KUALA LUMPUR – Former prime minister Datuk Seri Najib Tun Razak (picture) has yet to be declared bankrupt over his failure to pay RM1.69 billion in additional income tax arrears to the Inland Revenue Board (IRB), according to his counsel.
Lawyer Wee Yeong Kang told reporters that High Court Deputy Registrar Ida Rahayu Sharif informed the parties concerned that the act of bankruptcy against Najib has not yet occurred even though revenue counsel Athari Faris Ammerry Hussein, who acted for IRB, asked for the act of bankruptcy to be recorded by the court immediately.
“We objected to the IRB application (for the act of bankruptcy to be recorded) due to incorrectness and misguidance of rules that govern the bankruptcy proceedings.
“The court then informed parties (concerned) that the act of bankruptcy has not occurred yet at this stage,” he said after the case came up for case management via online proceedings today.
The lawyer said his client will file applications to stay the bankruptcy proceedings and to set aside the bankruptcy notice before May 24.
Wee said the court also set the same day for the next case management to update the court on the status of the applications.
On Feb 4, the government through the IRB filed a bankruptcy notice against Najib as a debtor, for failing to pay income tax amounting to RM1.69 billion as ruled by the High Court in July last year.
Based on the notice, Najib has to pay RM1.69 billion with a five per cent interest rate per annum on the total balance from July 22, 2020 (date of High Court’s decision) to Feb 4, 2021, and the total payable amount as of the latter date was RM1,738,804,204.16.
On July 22 last year, the High Court ruled that Najib had to pay the IRB RM1.69 billion in additional tax and penalties for the period 2011 to 2017 after allowing the IRB’s application to enter a summary judgment against him.

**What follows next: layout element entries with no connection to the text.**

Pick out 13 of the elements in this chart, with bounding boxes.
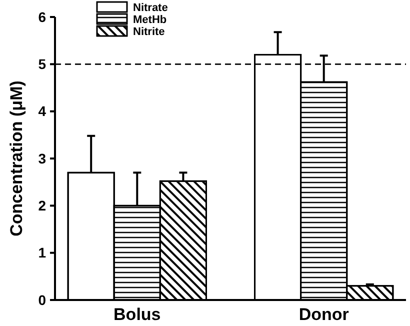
y-axis-title: Concentration (μM): [7, 80, 26, 236]
y-tick-label: 3: [38, 150, 46, 166]
y-tick-label: 5: [38, 56, 46, 72]
y-tick-label: 4: [38, 103, 46, 120]
x-tick-label: Bolus: [114, 305, 161, 324]
legend-label: MetHb: [133, 14, 167, 26]
legend-label: Nitrite: [133, 26, 165, 38]
y-tick-label: 6: [38, 8, 46, 25]
y-tick-label: 2: [38, 198, 46, 214]
y-tick-label: 0: [38, 292, 46, 308]
y-tick-label: 1: [38, 244, 46, 261]
x-tick-label: Donor: [298, 305, 350, 324]
legend-label: Nitrate: [133, 2, 168, 14]
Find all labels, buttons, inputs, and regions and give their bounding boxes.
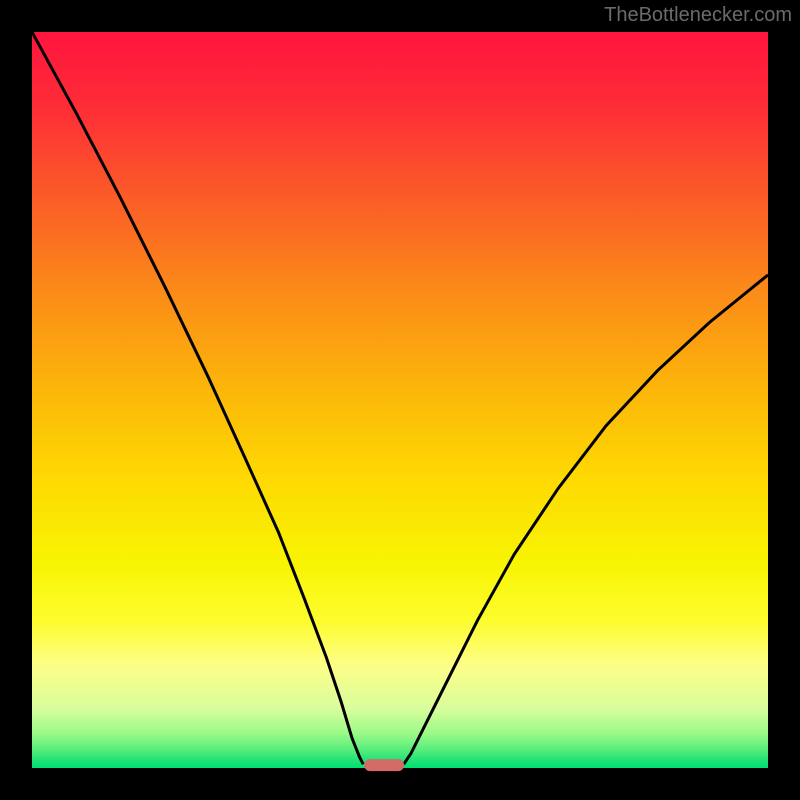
- chart-curves-svg: [32, 32, 768, 768]
- left-curve: [32, 32, 363, 764]
- right-curve: [404, 275, 768, 764]
- bottleneck-marker: [364, 759, 404, 771]
- chart-plot-area: [32, 32, 768, 768]
- watermark-text: TheBottlenecker.com: [604, 4, 792, 27]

A summary judgment is when the court decides on a particular case summarily, without calling witnesses to testify in a trial.
Najib has filed an appeal against the High Court’s decision in the Court of Appeal, which will hear the case on June 16.
Under Section 103 (2) of the Income Tax Act 1967, a person ordered to pay the assessment has to settle the payment to the IRB even if an appeal has been filed.